By Kelly Foster
Speaking to themes found in his Oprah Book Club bestseller, A Lesson Before Dying (Vintage 1994), Ernest J. Gaines headlined events Sept. 28 at the 2015 Fall for the Book festival. In an event at George Mason University’s EagleBank Arena, Gaines joined Professor of English and African American Studies, Keith Clark, where the two men discussed the seedlings for Gaines’ novel, and its significance in bringing awareness to racial understanding.
“Everyone learns something,” Gaines said of the characters in his novel, though he could easily have been referring to himself and the audience. Gaines received a 1993 Macarthur Foundation Fellowship “Genius Grant,” which he won for brilliantly illustrating racism in his novels, drawing from his own history of dealing with prejudice. Due to segregation laws in the south, Gaines had never stepped inside a library until he left Louisiana. When he eventually moved to California, where he was finally able to visit a library for the first time, he “had never seen so many beautiful things,” he said. “I found I could sit there all day long and dream.” This dreaming led him further into his career, creating characters who resonate with readers.
Gaines also talked about the effect his characters—most of whom are uneducated, and largely inspired by his neighbors in Louisiana—have had on his own life. “All of them,” Gaines said, when asked if his characters surprised or represented him in any way. “My characters are a part of me—if I did not love my character, I could not write about him.”
He chuckled warmly when asked what advice he would give to aspiring writers. “Read, read, write, write. A writer is going to be a writer. Write about experience; write while under conditions,” Gaines declared in his characteristic raspy voice. “This world has never helped the artist—this isn’t new. But a writer is going to write.”

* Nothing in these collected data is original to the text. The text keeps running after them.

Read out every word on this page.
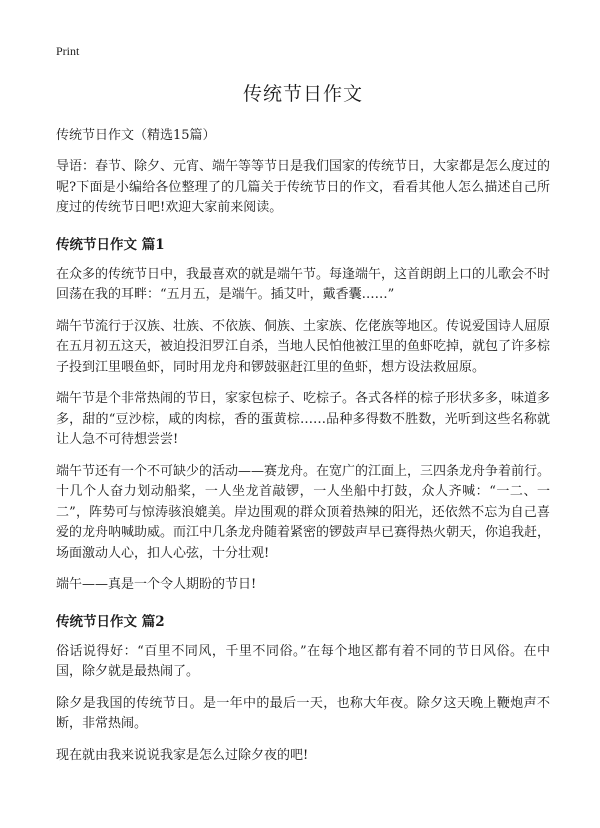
Print
传统节日作文
传统节日作文（精选15篇）

导语：春节、除夕、元宵、端午等等节日是我们国家的传统节日，大家都是怎么度过的呢?下面是小编给各位整理了的几篇关于传统节日的作文，看看其他人怎么描述自己所度过的传统节日吧!欢迎大家前来阅读。

传统节日作文 篇1

在众多的传统节日中，我最喜欢的就是端午节。每逢端午，这首朗朗上口的儿歌会不时回荡在我的耳畔：“五月五，是端午。插艾叶，戴香囊……”

端午节流行于汉族、壮族、不依族、侗族、土家族、仡佬族等地区。传说爱国诗人屈原在五月初五这天，被迫投汨罗江自杀，当地人民怕他被江里的鱼虾吃掉，就包了许多棕子投到江里喂鱼虾，同时用龙舟和锣鼓驱赶江里的鱼虾，想方设法救屈原。

端午节是个非常热闹的节日，家家包棕子、吃棕子。各式各样的棕子形状多多，味道多多，甜的“豆沙棕，咸的肉棕，香的蛋黄棕……品种多得数不胜数，光听到这些名称就让人急不可待想尝尝!

端午节还有一个不可缺少的活动——赛龙舟。在宽广的江面上，三四条龙舟争着前行。十几个人奋力划动船桨，一人坐龙首敲锣，一人坐船中打鼓，众人齐喊：“一二、一二”，阵势可与惊涛骇浪媲美。岸边围观的群众顶着热辣的阳光，还依然不忘为自己喜爱的龙舟呐喊助威。而江中几条龙舟随着紧密的锣鼓声早已赛得热火朝天，你追我赶，场面激动人心，扣人心弦，十分壮观!

端午——真是一个令人期盼的节日!

传统节日作文 篇2

俗话说得好：“百里不同风，千里不同俗。”在每个地区都有着不同的节日风俗。在中国，除夕就是最热闹了。

除夕是我国的传统节日。是一年中的最后一天，也称大年夜。除夕这天晚上鞭炮声不断，非常热闹。

现在就由我来说说我家是怎么过除夕夜的吧!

Gaines concluded with a reflection on his character, Jefferson’s death in the electric chair. “As a writer, I am going to write it so well, you’ll feel it,” he told Clark and the audience. Not unlike the powerful resolution to A Lesson Before Dying, it was a powerful ending to the conversation, the effect of his words clearly palpable within the audience. He said, for each person, he or she will gain an understanding of something in their life. For Gaines, it was creating characters, even as he was only just growing into a man himself. He advised younger audience members to keep pursuing their individual gifts until their own words become powerful too.